The building’s solidity and permanence was particularly celebrated following the Second World War when photographs of its dome puncturing the smoke filled sky became iconic symbols of the country’s resilience and determination in the face of conflict. During the Blitz, the City of London was targeted by German bombers who caused such widespread destruction that one contemporary reporter dubbed it, ‘the second Great Fire of London’.[5] While the cathedral itself was hit by 28 bombs, it miraculously survived, and as a result, dramatic views of the building were opened up from amongst its decimated surroundings.
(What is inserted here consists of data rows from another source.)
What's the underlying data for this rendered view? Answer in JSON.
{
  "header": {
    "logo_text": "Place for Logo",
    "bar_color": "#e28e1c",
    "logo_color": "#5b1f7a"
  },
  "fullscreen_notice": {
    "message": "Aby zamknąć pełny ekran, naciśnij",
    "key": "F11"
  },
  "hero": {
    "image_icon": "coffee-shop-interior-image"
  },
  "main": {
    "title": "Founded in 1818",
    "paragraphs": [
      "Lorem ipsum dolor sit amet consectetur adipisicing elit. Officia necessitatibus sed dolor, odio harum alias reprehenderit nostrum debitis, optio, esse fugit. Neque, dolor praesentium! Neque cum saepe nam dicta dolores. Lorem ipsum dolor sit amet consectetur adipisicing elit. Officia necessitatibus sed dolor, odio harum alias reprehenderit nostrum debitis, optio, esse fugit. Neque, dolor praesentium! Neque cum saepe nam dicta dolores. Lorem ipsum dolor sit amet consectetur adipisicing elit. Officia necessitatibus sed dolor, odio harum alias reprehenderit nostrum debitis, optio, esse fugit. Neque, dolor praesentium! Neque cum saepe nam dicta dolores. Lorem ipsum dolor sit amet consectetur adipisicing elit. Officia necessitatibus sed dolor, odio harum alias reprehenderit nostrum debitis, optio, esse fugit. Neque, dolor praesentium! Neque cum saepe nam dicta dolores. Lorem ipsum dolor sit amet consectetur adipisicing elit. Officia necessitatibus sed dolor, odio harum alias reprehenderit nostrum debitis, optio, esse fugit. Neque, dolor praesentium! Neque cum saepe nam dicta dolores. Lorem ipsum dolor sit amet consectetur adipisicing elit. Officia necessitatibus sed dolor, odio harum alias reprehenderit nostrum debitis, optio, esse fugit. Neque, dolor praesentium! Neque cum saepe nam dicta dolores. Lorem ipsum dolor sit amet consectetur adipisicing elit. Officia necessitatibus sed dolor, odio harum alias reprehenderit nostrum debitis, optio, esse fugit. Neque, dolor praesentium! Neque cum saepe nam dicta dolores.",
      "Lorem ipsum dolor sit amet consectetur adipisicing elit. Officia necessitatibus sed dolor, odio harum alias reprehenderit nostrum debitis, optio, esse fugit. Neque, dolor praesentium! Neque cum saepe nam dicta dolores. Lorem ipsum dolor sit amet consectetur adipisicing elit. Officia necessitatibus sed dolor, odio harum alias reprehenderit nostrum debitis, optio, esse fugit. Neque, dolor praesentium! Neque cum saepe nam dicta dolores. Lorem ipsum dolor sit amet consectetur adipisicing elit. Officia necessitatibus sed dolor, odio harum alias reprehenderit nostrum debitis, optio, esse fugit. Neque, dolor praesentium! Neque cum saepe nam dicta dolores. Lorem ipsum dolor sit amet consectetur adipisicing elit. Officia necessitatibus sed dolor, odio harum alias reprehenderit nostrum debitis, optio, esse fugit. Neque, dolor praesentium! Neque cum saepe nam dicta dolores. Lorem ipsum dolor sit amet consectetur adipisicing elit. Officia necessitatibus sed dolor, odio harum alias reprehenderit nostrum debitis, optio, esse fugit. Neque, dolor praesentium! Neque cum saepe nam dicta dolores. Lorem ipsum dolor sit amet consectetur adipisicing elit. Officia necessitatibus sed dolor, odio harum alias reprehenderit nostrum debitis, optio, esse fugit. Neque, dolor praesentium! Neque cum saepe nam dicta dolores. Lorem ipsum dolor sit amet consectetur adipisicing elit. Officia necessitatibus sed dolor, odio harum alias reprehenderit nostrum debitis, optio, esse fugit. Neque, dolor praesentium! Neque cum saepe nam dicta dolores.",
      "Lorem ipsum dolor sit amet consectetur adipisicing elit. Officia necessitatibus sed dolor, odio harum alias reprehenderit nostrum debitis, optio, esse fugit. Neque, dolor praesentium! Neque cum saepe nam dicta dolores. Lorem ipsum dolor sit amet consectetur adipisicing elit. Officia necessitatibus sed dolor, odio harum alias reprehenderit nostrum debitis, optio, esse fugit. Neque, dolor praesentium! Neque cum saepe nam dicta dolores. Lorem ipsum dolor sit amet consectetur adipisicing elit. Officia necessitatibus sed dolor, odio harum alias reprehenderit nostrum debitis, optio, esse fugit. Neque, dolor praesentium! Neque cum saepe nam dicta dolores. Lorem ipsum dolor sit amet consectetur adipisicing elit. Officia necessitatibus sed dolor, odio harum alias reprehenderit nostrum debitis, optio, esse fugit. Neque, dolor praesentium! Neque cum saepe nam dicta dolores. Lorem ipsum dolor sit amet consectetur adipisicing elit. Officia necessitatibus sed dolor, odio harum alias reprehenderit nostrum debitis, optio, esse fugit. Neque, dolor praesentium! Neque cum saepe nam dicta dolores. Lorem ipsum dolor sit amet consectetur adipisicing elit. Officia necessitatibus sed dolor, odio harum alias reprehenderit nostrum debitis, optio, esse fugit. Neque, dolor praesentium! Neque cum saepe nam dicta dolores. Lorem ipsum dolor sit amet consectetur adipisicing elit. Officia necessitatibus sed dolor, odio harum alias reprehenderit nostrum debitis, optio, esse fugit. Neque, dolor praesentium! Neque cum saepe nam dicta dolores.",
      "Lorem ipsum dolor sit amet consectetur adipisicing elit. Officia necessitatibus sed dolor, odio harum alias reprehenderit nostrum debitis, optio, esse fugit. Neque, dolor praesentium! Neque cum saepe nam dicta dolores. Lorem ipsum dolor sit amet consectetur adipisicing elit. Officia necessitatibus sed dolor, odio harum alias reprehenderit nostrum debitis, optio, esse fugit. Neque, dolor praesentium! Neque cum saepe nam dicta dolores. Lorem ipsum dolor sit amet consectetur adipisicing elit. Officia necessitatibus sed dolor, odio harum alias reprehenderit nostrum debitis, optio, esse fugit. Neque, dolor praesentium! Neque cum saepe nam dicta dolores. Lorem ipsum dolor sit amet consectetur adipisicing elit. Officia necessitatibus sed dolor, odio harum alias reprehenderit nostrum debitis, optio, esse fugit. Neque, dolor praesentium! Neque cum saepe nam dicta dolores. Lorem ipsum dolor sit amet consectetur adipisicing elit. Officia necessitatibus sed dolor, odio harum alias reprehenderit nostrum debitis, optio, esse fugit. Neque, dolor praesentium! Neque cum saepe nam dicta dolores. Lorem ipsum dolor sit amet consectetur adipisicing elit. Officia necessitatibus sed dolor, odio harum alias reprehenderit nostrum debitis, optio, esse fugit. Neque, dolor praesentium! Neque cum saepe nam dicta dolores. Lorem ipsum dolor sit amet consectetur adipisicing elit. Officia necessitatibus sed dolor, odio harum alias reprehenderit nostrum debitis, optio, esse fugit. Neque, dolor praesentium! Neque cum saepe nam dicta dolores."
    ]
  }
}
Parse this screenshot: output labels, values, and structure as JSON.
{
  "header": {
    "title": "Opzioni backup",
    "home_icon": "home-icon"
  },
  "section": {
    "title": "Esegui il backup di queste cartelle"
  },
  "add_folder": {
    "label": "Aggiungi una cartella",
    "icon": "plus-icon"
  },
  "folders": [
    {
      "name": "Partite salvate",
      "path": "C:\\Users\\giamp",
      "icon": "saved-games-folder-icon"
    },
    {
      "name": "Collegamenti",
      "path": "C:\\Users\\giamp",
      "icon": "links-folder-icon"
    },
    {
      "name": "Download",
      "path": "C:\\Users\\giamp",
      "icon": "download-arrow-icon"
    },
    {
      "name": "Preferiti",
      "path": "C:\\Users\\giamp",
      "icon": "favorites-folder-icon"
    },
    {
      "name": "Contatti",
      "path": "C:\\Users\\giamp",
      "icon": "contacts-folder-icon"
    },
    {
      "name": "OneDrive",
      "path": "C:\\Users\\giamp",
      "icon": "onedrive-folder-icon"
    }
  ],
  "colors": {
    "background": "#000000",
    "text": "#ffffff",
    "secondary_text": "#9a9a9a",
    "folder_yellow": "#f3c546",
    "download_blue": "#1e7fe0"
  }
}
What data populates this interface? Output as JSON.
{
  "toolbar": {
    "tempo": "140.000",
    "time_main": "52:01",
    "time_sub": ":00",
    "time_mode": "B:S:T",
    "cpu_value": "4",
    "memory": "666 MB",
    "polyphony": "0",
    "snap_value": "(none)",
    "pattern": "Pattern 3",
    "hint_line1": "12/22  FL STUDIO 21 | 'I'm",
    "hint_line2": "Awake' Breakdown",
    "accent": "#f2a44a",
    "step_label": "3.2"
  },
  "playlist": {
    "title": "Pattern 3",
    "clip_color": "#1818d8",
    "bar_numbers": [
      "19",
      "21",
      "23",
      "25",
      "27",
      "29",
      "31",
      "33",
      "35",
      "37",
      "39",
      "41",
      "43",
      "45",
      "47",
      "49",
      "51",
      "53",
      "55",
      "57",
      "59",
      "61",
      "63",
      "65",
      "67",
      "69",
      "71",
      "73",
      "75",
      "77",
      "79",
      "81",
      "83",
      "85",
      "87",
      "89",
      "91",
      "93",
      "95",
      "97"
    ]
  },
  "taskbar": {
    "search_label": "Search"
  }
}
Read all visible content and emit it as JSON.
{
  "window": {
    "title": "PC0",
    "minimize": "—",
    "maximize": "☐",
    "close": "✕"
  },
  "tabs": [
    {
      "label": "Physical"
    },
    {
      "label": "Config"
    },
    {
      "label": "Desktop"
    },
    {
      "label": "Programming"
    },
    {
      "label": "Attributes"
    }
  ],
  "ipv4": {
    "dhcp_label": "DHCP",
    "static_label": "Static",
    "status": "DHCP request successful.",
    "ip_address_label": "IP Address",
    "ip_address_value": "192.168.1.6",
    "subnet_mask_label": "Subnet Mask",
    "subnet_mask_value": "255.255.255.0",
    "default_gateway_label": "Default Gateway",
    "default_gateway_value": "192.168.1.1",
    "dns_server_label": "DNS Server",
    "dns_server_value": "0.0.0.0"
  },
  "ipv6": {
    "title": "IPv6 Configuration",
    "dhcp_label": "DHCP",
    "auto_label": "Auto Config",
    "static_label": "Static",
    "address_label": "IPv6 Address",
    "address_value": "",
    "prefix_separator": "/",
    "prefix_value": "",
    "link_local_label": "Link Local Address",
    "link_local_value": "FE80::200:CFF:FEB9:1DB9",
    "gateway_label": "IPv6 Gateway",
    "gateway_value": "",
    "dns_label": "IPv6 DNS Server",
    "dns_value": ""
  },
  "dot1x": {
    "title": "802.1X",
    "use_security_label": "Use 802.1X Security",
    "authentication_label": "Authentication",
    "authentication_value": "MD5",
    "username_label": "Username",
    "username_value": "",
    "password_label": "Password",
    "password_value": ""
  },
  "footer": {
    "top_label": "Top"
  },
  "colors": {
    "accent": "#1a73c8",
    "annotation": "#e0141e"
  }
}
In a letter to Duncan Grant, Sir Kenneth Clark offered to commission a painting of the cathedral within its revised landscape as a War Artists Advisory Committee work:

‘I know you have painted St Paul’s a great many times but I hope you will not mind painting it once more because I don’t think it has ever looked more beautiful than it does rising out of this sort of Pompeii in the foreground and the Pompeii has all the elements of colour which I think you enjoy painting.’[6]

 

The resulting painting, St. Paul’s 1941, now in the Imperial War Museum’s collection, visually translates Clark’s description of the building to be rising up out of the ruined city. Painted from the basement of a bombed building nearby, Grant has employed an exaggerated perspective to ensure the cathedral’s dome towers above its ruined surroundings; as Woolf wrote, it looms over us, huge and menacing. This impression of strength and dominance is further heightened by the dome’s cross piercing the top of the picture plane; simultaneously pushing beyond the frame’s boundaries and visually supporting the composition upon its pointed tip. As Grant’s biographer Frances Spalding writes, the painting, ‘celebrates in dense, rich colour Wren’s magnificent classical rhetoric.’[7]

St Paul's 1941
St Paul’s 1941, Duncan Grant, 1941, oil on canvas. Imperial War Museum, London. © IWM (Art.IWM ART LD 1844)


‘Here it is again, looming over us, mountainous, immense, greyer, colder, quieter than before. And directly we enter we undergo that pause and expansion and release from hurry and effort which it is in the bower of St. Paul’s, more than any other building in the world, to bestow.’[8]

Virginia Woolf, Abbeys and Cathedrals.

Having been a significant subject in the artist’s works, it was fitting that following his death in May 1978, a memorial service for Duncan Grant was held at St. Paul’s; a place that had inspired him throughout his life.